Oorspronkelijke redacteur – Lauren Lopez Top Contributors – Lauren Lopez, Kim Jackson en Lucinda hampton

Definitie

Een valangst (FOF) of post-fall syndroom is de angst van een persoon om normaal of normaal te lopen of te mobiliseren, met de perceptie dat er een val zal plaatsvinden. Het komt vaak voor na een val, hoewel het ook kan voorkomen zonder dat er een val heeft plaatsgevonden.

FOF is eerder beschreven als een symptoom dan als een diagnose op zich. FOF komt vaak voor bij ouderen en meer bij vrouwen dan bij mannen. Het leidt tot functionele achteruitgang, verminderde mobiliteit en meer valpartijen. Vallen is een belangrijke oorzaak van morbiditeit en mortaliteit. Zie de pagina over vallen voor meer informatie.

Klinische presentatie

  1. Functionele achteruitgang: De persoon kan zijn gevallen of iemand hebben gekend die is gevallen en ernstig letsel heeft opgelopen. Als gevolg daarvan wordt de persoon bang om te bewegen voor het geval hij valt en zich bezeert.

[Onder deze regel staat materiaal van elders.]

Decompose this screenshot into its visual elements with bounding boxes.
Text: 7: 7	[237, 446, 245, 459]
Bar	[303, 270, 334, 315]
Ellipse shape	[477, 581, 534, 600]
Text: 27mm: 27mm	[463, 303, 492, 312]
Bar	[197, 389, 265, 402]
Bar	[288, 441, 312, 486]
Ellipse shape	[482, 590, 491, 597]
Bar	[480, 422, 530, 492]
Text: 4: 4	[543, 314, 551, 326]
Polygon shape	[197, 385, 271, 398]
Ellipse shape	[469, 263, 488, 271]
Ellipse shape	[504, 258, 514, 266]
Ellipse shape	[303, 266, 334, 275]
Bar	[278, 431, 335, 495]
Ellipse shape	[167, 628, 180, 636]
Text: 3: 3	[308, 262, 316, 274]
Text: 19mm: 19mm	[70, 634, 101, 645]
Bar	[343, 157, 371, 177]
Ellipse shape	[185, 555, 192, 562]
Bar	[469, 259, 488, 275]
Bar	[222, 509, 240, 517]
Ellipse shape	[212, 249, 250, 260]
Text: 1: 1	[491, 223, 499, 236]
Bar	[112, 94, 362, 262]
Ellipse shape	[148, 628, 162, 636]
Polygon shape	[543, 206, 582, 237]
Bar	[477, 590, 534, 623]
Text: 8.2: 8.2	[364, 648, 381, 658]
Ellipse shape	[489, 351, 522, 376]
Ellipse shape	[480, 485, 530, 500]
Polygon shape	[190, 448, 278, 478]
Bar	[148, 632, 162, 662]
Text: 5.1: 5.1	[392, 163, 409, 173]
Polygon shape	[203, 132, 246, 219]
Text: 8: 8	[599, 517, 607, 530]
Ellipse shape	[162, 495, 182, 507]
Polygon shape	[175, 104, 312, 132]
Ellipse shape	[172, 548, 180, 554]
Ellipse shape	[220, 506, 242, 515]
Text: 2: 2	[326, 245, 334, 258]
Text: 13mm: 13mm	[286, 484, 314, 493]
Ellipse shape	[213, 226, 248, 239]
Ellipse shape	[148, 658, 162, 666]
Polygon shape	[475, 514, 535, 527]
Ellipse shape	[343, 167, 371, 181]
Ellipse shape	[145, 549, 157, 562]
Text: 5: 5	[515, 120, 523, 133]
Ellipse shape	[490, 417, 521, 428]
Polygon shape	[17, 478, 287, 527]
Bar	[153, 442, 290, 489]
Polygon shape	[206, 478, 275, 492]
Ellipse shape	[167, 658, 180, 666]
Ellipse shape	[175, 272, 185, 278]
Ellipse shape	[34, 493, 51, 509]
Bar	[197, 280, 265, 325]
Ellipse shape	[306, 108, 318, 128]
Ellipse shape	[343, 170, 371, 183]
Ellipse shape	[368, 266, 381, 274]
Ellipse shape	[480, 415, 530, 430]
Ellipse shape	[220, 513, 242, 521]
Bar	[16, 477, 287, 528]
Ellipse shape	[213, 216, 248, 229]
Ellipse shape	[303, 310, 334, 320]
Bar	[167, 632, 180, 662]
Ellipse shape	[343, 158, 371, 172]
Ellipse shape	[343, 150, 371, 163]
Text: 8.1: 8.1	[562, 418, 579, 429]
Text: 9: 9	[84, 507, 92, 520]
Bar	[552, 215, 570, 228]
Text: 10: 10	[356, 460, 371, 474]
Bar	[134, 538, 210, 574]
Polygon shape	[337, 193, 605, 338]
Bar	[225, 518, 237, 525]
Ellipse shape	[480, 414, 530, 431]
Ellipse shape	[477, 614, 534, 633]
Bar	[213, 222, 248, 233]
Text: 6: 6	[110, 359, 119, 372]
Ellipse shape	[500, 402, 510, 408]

Als gevolg daarvan vermindert hij zijn gebruikelijke activiteiten, wat tot uiting kan komen in een subjectieve beoordeling van de recente activiteiten of ADL’s van de betrokkene in vergelijking met wat hij, of een verzorger, meldt dat hij vroeger deed. Een langere blootstelling aan FOF is in verband gebracht met een verhoogd risico op functionele achteruitgang.

2. Verminderde mobiliteit: Het resultaat van verminderde ADLs leidt tot spierzwakte en verlies van evenwichtsreacties, waardoor de persoon een grotere kans heeft om te vallen. Zo kan een FOF een “self-fulfilling prophecy” worden en een cyclus van angst, verminderde activiteit, verminderde fysieke functie, vallen en verwondingen, enzovoort.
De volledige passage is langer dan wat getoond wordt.